Using these containers, you can take advantage of the integrated development environment in the following ways:

Manage settings for your solution as a whole or for individual projects.
Use Solution Explorer to handle the details of file management while you focus on items that make up your development effort.
Add items that are useful to multiple projects in the solution or to the solution without referencing the item in each project.
Work on miscellaneous files that are independent from solutions or projects.

This guide is not an exhaustive resource for information about the Visual Studio IDE. To use this IDE for migrating or rewriting your software construction process, you will need to further research the Visual Studio product by reading the information available on the Microsoft Web site and consulting the manuals associated with the product.

Strategies for Migrating Build Systems

When migrating from UNIX to Windows, there are always at least two possible migration strategies. These same strategies can be used when you migrate your application software or when you migrate your build system. For a build system, two possible strategies are:

Re-create it on Windows, using Windows tools such as the facilities built into Visual Studio.
Migrate as many of the existing makefiles as possible using a UNIX portability environment on Windows.

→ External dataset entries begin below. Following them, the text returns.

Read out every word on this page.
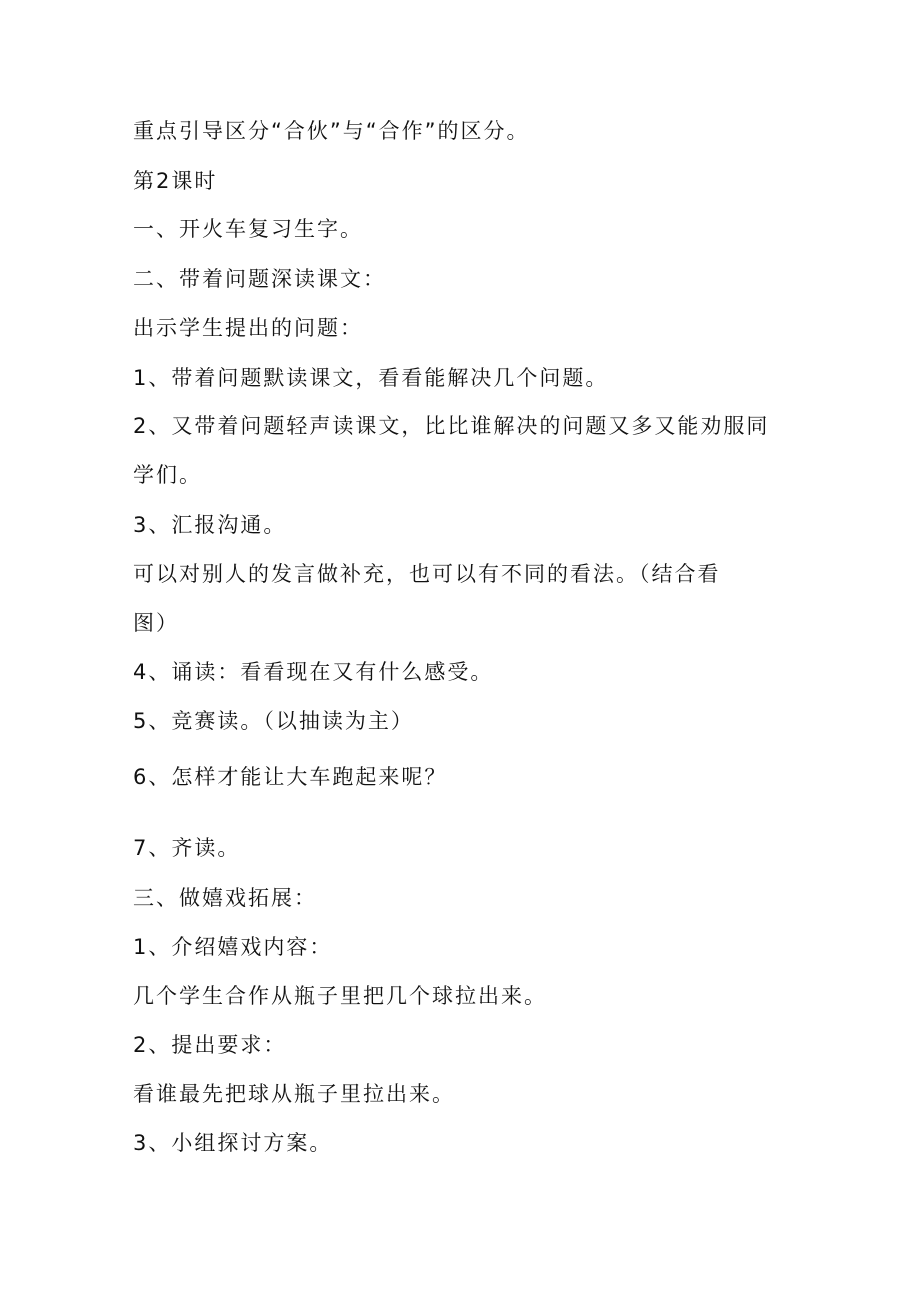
重点引导区分“合伙”与“合作”的区分。
第2课时
一、开火车复习生字。
二、带着问题深读课文：
出示学生提出的问题：
1、带着问题默读课文，看看能解决几个问题。
2、又带着问题轻声读课文，比比谁解决的问题又多又能劝服同
学们。
3、汇报沟通。
可以对别人的发言做补充，也可以有不同的看法。（结合看
图）
4、诵读：看看现在又有什么感受。
5、竞赛读。（以抽读为主）
6、怎样才能让大车跑起来呢？
7、齐读。
三、做嬉戏拓展：
1、介绍嬉戏内容：
几个学生合作从瓶子里把几个球拉出来。
2、提出要求：
看谁最先把球从瓶子里拉出来。
3、小组探讨方案。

Each of these two choices has its advantages and disadvantages. These advantages and disadvantages are described in the following list:

Re-creation advantages. Re-creation is often possible for the build system because build systems contain fewer files than applications do. This choice is sometimes more convenient than migration because there is no need to attempt mapping between the two environments. A Visual Studio-based build system will also be easier to maintain as Windows tools continue to evolve.
Re-creation disadvantages. While re-creation offers advantages, you must still understand how the existing build process works in order to create it anew, and you must train your development staff in the new process. If the existing build system is complex, then the time spent in re-creating the build system in Visual Studio can have a deleterious effect on schedules or deadlines.
Migration advantages. Migration of the existing makefiles is often faster and enables you to use the existing knowledge of your developers and the information already stored in makefiles and scripts throughout your system.
Migration disadvantages. While migration has some obvious advantages, it requires an equivalent to the make utility on your Windows system. Because make calls other utilities, equivalents for these must also be available on Windows, and providing them entails installing an entire UNIX portability environment.

The following chapters tell you how to decide on your strategy and how to migrate your build system. You will find the process useful regardless of which strategy you adopt. You will find the technical information useful whether you plan to re-create your environment using the Visual Studio IDE or use a UNIX portability environment on Windows.